We began to feel increasingly scrutinised from all directions. Wanting to rebel, Lidia and I celebrated our anniversary by breaking into an abandoned hotel, where we took photos of each other and ate Georgian takeaway food.
We climbed up to the roof and looked around. We now saw our city in a strange new light. Even the most innocuous details seemed sinister.
The Russian forces had stepped up their campaign to rid Kherson of its Ukrainian identity. Ukrainian flags and symbols were removed, monuments to our heroes destroyed.
On 6 May, a senior Russian politician Andrey Turchak visited the city and announced: "Russia is here forever. There should be no doubt of this. There'll be no going back."
It was all a build-up to the 9 May celebration of the Red Army's victory over Nazi Germany. I filmed ordinary people in Kherson openly showing their support for the Russians by wearing St George ribbons - emblematic of Russian military triumph.
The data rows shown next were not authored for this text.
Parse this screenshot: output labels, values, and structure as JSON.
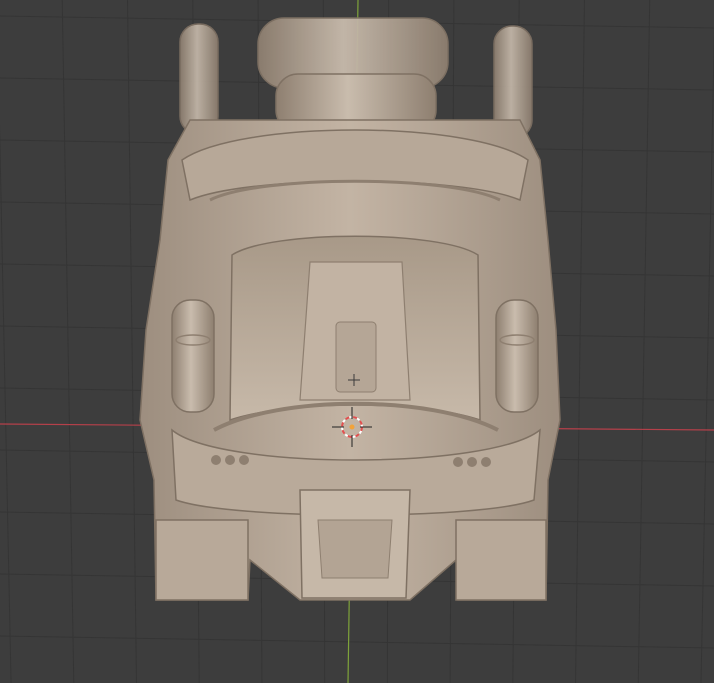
{
  "viewport": {
    "view": "top-orthographic",
    "background_color": "#3d3d3d",
    "grid_color": "#353535",
    "x_axis_color": "#b5404a",
    "y_axis_color": "#7ea33a"
  },
  "model": {
    "subject": "armored-buggy-vehicle",
    "material_color": "#b4a595",
    "shadow_color": "#8e7f70",
    "highlight_color": "#d6c9ba"
  },
  "cursor": {
    "icon": "3d-cursor-icon"
  },
  "origin": {
    "icon": "object-origin-icon"
  }
}
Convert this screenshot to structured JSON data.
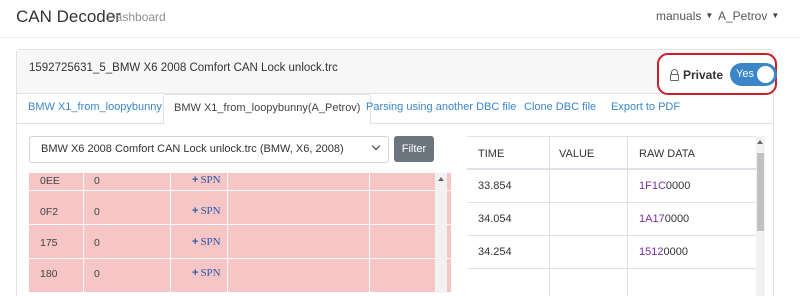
{
  "navbar": {
    "brand": "CAN Decoder",
    "dashboard_link": "Dashboard",
    "manuals_menu": "manuals",
    "user_menu": "A_Petrov"
  },
  "file": {
    "title": "1592725631_5_BMW X6 2008 Comfort CAN Lock unlock.trc"
  },
  "privacy": {
    "label": "Private",
    "toggle_text": "Yes",
    "toggle_on": true
  },
  "tabs": [
    {
      "label": "BMW X1_from_loopybunny",
      "active": false
    },
    {
      "label": "BMW X1_from_loopybunny(A_Petrov)",
      "active": true
    },
    {
      "label": "Parsing using another DBC file",
      "active": false
    },
    {
      "label": "Clone DBC file",
      "active": false
    },
    {
      "label": "Export to PDF",
      "active": false
    }
  ],
  "filter": {
    "selected": "BMW X6 2008 Comfort CAN Lock unlock.trc (BMW, X6, 2008)",
    "button": "Filter"
  },
  "messages": [
    {
      "id": "0EE",
      "count": "0",
      "spn": "SPN"
    },
    {
      "id": "0F2",
      "count": "0",
      "spn": "SPN"
    },
    {
      "id": "175",
      "count": "0",
      "spn": "SPN"
    },
    {
      "id": "180",
      "count": "0",
      "spn": "SPN"
    }
  ],
  "spn_plus": "+",
  "data_table": {
    "headers": [
      "TIME",
      "VALUE",
      "RAW DATA"
    ],
    "rows": [
      {
        "time": "33.854",
        "value": "",
        "raw_hl": "1F1C",
        "raw_rest": "0000"
      },
      {
        "time": "34.054",
        "value": "",
        "raw_hl": "1A17",
        "raw_rest": "0000"
      },
      {
        "time": "34.254",
        "value": "",
        "raw_hl": "1512",
        "raw_rest": "0000"
      },
      {
        "time": "",
        "value": "",
        "raw_hl": "",
        "raw_rest": ""
      }
    ]
  },
  "colors": {
    "accent": "#3a86c8",
    "highlight_box": "#c8202a",
    "row_highlight": "#f6c6c6",
    "raw_highlight": "#7b2fa3"
  }
}
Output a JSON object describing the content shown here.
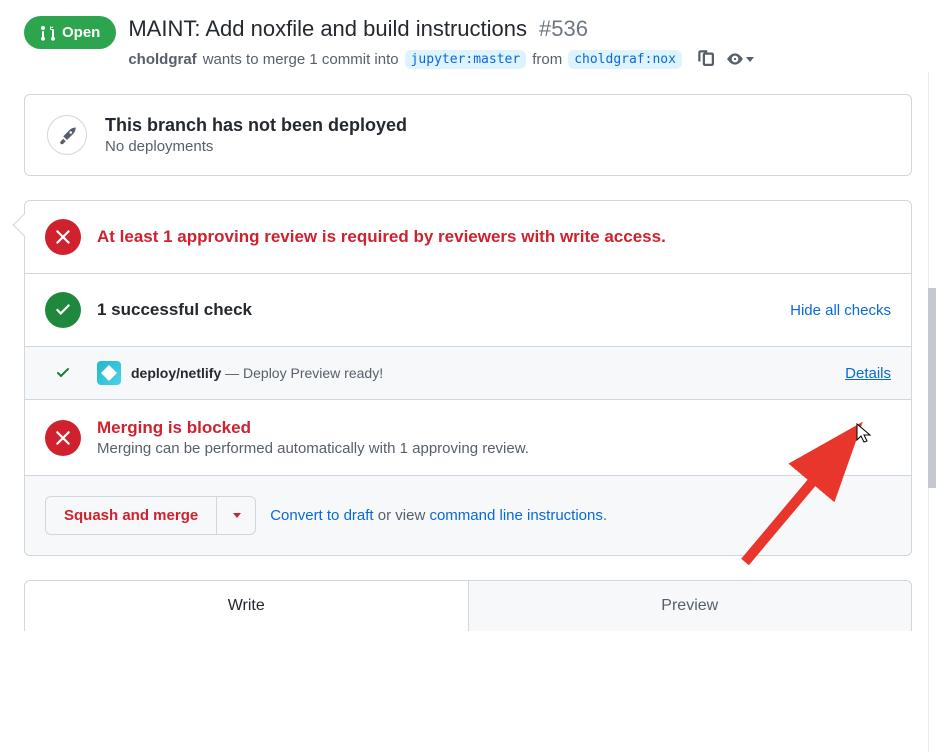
{
  "header": {
    "state": "Open",
    "title": "MAINT: Add noxfile and build instructions",
    "number": "#536",
    "author": "choldgraf",
    "wants": "wants to merge 1 commit into",
    "base": "jupyter:master",
    "from": "from",
    "head": "choldgraf:nox"
  },
  "deploy_box": {
    "title": "This branch has not been deployed",
    "subtitle": "No deployments"
  },
  "review_row": {
    "text": "At least 1 approving review is required by reviewers with write access."
  },
  "checks_row": {
    "title": "1 successful check",
    "hide": "Hide all checks"
  },
  "check_item": {
    "name": "deploy/netlify",
    "dash": " — ",
    "desc": "Deploy Preview ready!",
    "details": "Details"
  },
  "blocked_row": {
    "title": "Merging is blocked",
    "sub": "Merging can be performed automatically with 1 approving review."
  },
  "footer": {
    "squash": "Squash and merge",
    "convert": "Convert to draft",
    "mid": " or view ",
    "cli": "command line instructions",
    "period": "."
  },
  "tabs": {
    "write": "Write",
    "preview": "Preview"
  }
}
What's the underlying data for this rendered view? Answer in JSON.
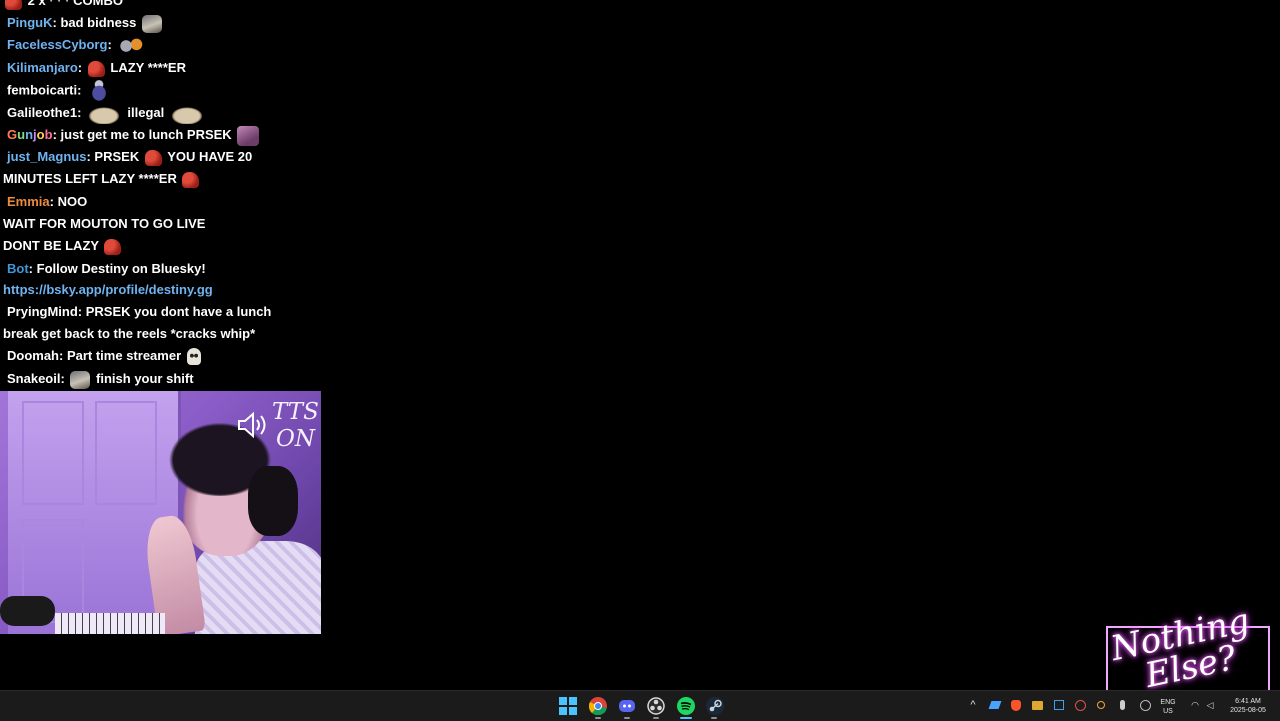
{
  "chat": {
    "partial_top": "2 x",
    "partial_combo": "COMBO",
    "messages": [
      {
        "user": "PinguK",
        "color": "#6fb3f0",
        "text": "bad bidness"
      },
      {
        "user": "FacelessCyborg",
        "color": "#6fb3f0",
        "text": ""
      },
      {
        "user": "Kilimanjaro",
        "color": "#6fb3f0",
        "text": "LAZY ****ER"
      },
      {
        "user": "femboicarti",
        "color": "#ffffff",
        "text": ""
      },
      {
        "user": "Galileothe1",
        "color": "#ffffff",
        "text": "illegal"
      },
      {
        "user": "Gunjob",
        "color": "#ffffff",
        "text": "just get me to lunch PRSEK"
      },
      {
        "user": "just_Magnus",
        "color": "#6fb3f0",
        "text": "PRSEK",
        "text2": "YOU HAVE 20",
        "cont": "MINUTES LEFT LAZY ****ER"
      },
      {
        "user": "Emmia",
        "color": "#ed8d3b",
        "text": "NOO",
        "cont": "WAIT FOR MOUTON TO GO LIVE",
        "cont2": "DONT BE LAZY"
      },
      {
        "user": "Bot",
        "color": "#3e98d6",
        "text": "Follow Destiny on Bluesky!",
        "link": "https://bsky.app/profile/destiny.gg"
      },
      {
        "user": "PryingMind",
        "color": "#ffffff",
        "text": "PRSEK you dont have a lunch",
        "cont": "break get back to the reels *cracks whip*"
      },
      {
        "user": "Doomah",
        "color": "#ffffff",
        "text": "Part time streamer"
      },
      {
        "user": "Snakeoil",
        "color": "#ffffff",
        "text": "finish your shift"
      }
    ]
  },
  "overlay": {
    "tts_line1": "TTS",
    "tts_line2": "ON",
    "brand_line1": "Nothing",
    "brand_line2": "Else?"
  },
  "taskbar": {
    "apps": [
      {
        "name": "Start",
        "icon": "windows-start-icon"
      },
      {
        "name": "Chrome",
        "icon": "chrome-icon"
      },
      {
        "name": "Discord",
        "icon": "discord-icon"
      },
      {
        "name": "OBS",
        "icon": "obs-icon"
      },
      {
        "name": "Spotify",
        "icon": "spotify-icon"
      },
      {
        "name": "Steam",
        "icon": "steam-icon"
      }
    ],
    "lang_top": "ENG",
    "lang_bottom": "US",
    "time": "6:41 AM",
    "date": "2025-08-05"
  },
  "colors": {
    "background": "#000000",
    "link": "#6fb3f0",
    "taskbar": "#1b1b1b",
    "accent": "#4cc2ff",
    "brand_glow": "#ff6cf8"
  }
}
Within our family, the pressure was also building. My brother-in-law Vitaly had been visited by the Russian Federal Security Service (FSB). He told me that one of the men handed him a hand grenade, pulled out the pin and walked away. When he returned he said laughingly that it was "just a joke".
Another FSB officer told Vitaly to report with documentation so he and Maryna could be relocated to Crimea. They did not, of course, want to move to Russian-held Crimea.
This incident brought home the fragility of the situation for all of us.
Maryna and Vitaly packed up and prepared to leave the next day, and we realised it now made sense for us to leave with them.
We packed frantically. We wrote information about Ksusha, including who her guardians would be if we didn't survive, on a piece of paper which we hid in her library card holder. We hung it around her neck.
We sped out in convoy with my sister, nervously navigating one jittery checkpoint after another - uncomfortably close to the front line. And then, after 34 checkpoints, we spotted a Ukrainian flag. The same colours as the fields of yellow rapeseed and blue skies we were now driving through. The colours of freedom.
Five months on, the family are living in Kyiv. Dmytro's sister Maryna gave birth to a baby boy.